Dean, it turns out, has a Facebook account — I know it’s the right Dean Groves from his friends list, which is mostly people I knew, or knew of, in high school. I’ve left him a message about the tape. We’ll see what (if anything) he says.

Why is there Webbing?

January 23rd, 2015

Okay, I have updated the pages for The Cyborg and the Sorcerers and The Wizard and the War Machines

Still don’t have the other two (artists and directory) done.

Haven’t done anything more with those new placeholders, either.

The next chunk, chronologically, is five files dated November 6, 2007. They’re all for novels — Split Heirs, The Lure of the Basilisk, The Rebirth of Wonder, Touched by the Gods, and Worlds of Shadow.

Yeah, fine, that last one’s a series, rather than a single novel.

Anyway, I don’t know how much work they need, but I’ve loaded them into my web editor.

Webbing On!

January 20th, 2015

I still haven’t finished with updates for The Cyborg and the Sorcerers or The Wizard and the War Machine, or two others — one I decided was just too much for now and put the placeholder back up with a few minor changes, and the other (about cover artists) is progressing bit by bit.

But I skipped ahead and did several more files.

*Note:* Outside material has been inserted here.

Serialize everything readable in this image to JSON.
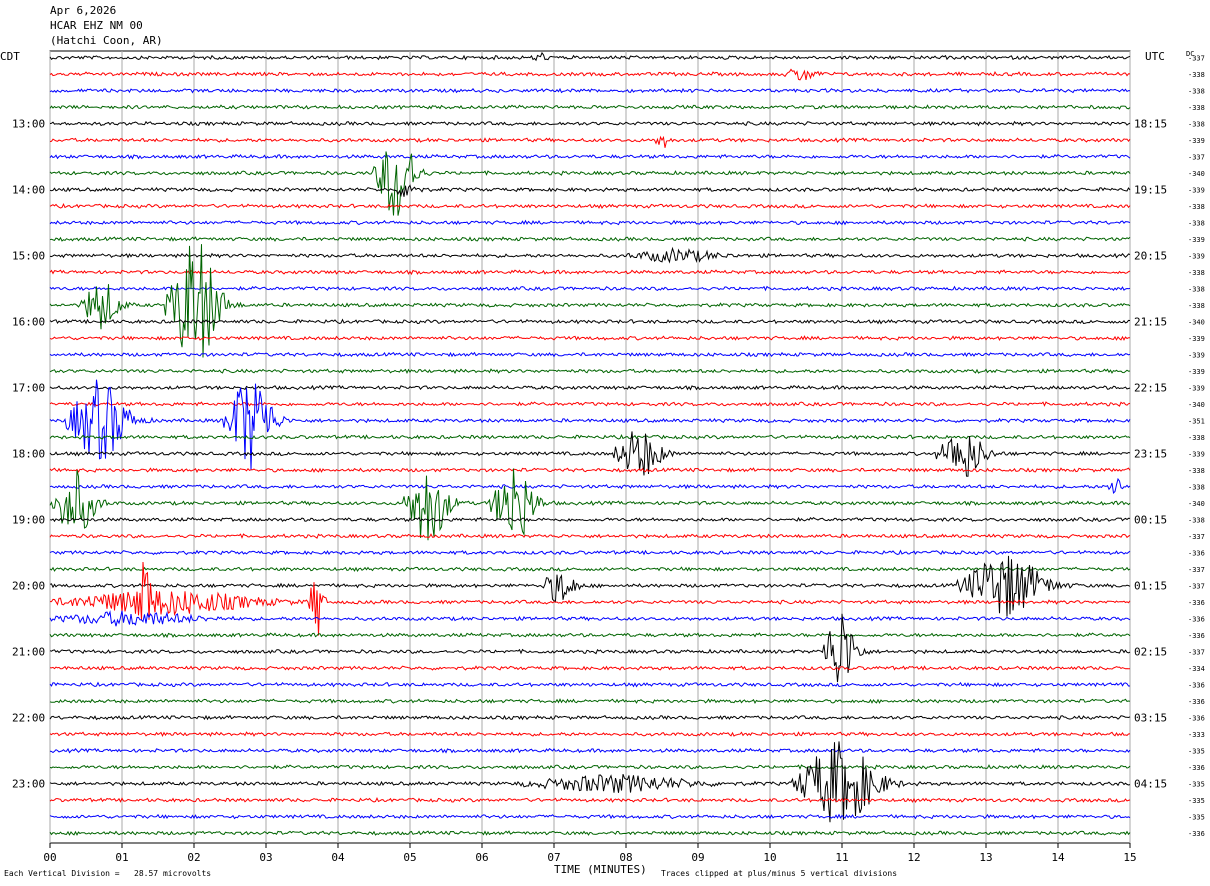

Except for those four, I’m now up to November 6, 2007. In the last three months of 2007, ending December 16, I did a pretty major update, so there’s plenty to do — but once I’m through this chunk things should speed up, at least for awhile.

I’ve spawned four new placeholders I’ll need to fill in eventually, for Nathan Archer, the Bound Lands, Carlisle Hsing, and Tom Derringer.

Webbing Winds On

January 15th, 2015

Workin’ on October 2007.

You know what I hate? When I realize I missed something obvious from a recent update. For example, I updated The Chromosomal Code and The Spartacus File earlier this week and only just now realized that I hadn’t added a link to Realms of Light to either of them — and even stupider, I had added links to Vika’s
and Tom Derringer and the Aluminum Airship to the page for The Chromosomal Code, but not to the one for The Spartacus File that I did two days later.

Well, they’re fixed now.

I’m working on The Cyborg and the Sorcerers and The Wizard & the War Machine. They needed some work. There’s no mention of the Wildside reprints…

Why Webbing?

January 13th, 2015

Updating my website is addictive. I keep trying to tell myself, “That’s enough for now, focus on something else,” and then think, “Oh, just one more…”

This is because I spent three years wading through all the placeholder files I put up on March 7, 2005. File after file, tracking down where a story had first been published and saying something about it — and then suddenly, on December 7, 2014, they were done, and I was updating existing stuff and talking about all sorts of different things and there were never more than maybe four or five files in a day, and I could just tear through months at a time.


I’ve gone from nine years and nine months back to seven years and three months since then. It’s wonderful.